Calcium-channel blockers are used to treat various conditions of the heart and blood vessels. For example, angina, high blood pressure and Raynaud's phenomenon.
What are calcium-channel blockers?
Calcium-channel blockers (sometimes called calcium antagonists) are a group of medicines that affect the way calcium passes into certain muscle cells. They are used to treat various conditions including high blood pressure, angina, Raynaud's phenomenon (see below), and some abnormal heart rhythms (arrhythmias).
A calcium-channel blocker can be used alone. However, one is often combined with another medicine to treat high blood pressure or angina when one medicine alone has not worked so well.
How do calcium-channel blockers work?
The heart is mainly made of special muscle cells which contract to pump blood into the blood vessels (arteries). The walls of the arteries also contain 'smooth' muscle cells. When these contract, the artery narrows. The heart muscle cells and smooth muscle cells need calcium to contract. Calcium passes into these cells via tiny 'channels'.
Calcium-channel blockers reduce the amount of calcium that goes into these muscle cells. This causes these muscle cells to relax. So, the effects of these medicines are:
- To widen the arteries, which:
- Reduces the blood pressure.
- Helps to ease angina by widening the coronary arteries.
- Can ease symptoms of Raynaud's phenomenon. In this condition you have cold and painful fingers and toes caused by narrowing of the arteries in the hands and feet.
- To reduce the force and rate of the heartbeat. This helps to prevent angina pains.
Different types of calcium-channel blockers
Different types of calcium-channel blockers differ in their main sites of action in the body. Therefore, different types are used for different conditions.
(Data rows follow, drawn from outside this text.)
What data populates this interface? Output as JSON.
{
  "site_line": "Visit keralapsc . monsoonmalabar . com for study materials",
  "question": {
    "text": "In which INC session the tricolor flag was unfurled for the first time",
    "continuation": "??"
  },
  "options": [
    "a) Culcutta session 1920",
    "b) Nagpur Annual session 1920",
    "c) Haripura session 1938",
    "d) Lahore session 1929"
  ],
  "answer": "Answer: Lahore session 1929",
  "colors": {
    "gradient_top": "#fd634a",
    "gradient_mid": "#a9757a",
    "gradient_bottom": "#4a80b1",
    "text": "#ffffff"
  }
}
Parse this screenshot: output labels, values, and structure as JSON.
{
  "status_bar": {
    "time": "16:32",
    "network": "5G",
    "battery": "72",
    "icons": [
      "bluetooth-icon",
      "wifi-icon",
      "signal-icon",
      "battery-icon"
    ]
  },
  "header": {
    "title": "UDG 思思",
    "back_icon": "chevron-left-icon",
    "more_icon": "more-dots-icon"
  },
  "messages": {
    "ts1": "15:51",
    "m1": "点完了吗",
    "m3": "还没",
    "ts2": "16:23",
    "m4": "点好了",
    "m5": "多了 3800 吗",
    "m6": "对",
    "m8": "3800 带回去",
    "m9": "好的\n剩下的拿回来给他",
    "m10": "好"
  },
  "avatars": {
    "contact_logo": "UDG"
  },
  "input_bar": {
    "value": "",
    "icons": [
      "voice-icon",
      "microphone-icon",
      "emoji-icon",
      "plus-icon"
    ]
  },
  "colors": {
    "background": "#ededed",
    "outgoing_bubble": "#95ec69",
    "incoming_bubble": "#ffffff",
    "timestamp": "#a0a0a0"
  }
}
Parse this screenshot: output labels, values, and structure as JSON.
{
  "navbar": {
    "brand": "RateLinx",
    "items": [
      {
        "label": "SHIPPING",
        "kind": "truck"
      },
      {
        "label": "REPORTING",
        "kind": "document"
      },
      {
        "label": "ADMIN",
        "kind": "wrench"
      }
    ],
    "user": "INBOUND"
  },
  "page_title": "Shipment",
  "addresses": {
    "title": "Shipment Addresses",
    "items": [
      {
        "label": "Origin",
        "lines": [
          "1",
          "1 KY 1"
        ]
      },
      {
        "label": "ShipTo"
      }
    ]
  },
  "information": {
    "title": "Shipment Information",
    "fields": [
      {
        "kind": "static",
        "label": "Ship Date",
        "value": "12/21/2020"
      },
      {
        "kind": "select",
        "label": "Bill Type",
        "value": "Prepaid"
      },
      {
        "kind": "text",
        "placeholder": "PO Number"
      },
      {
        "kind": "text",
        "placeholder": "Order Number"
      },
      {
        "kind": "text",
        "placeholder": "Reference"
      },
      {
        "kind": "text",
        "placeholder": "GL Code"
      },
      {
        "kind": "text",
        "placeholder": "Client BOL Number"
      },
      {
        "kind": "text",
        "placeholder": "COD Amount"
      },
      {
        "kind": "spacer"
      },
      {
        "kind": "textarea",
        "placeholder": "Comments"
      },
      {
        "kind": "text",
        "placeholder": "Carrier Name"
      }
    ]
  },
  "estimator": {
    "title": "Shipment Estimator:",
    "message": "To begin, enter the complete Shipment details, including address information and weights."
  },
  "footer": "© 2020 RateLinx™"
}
Angina and high blood pressure are commonly treated with verapamil. It is also used to treat certain arrhythmias (when the heart rate is abnormally fast). This is because it also blocks calcium going into the special conducting cells in the heart and so it can slow the heart rate. You should not take verapamil in addition to a beta-blocker medicine.
Angina and high blood pressure are treated with diltiazem. It is sometimes used to treat abnormal heart rhythms (arrhythmias). It can be used in addition to a beta-blocker if this combination is necessary.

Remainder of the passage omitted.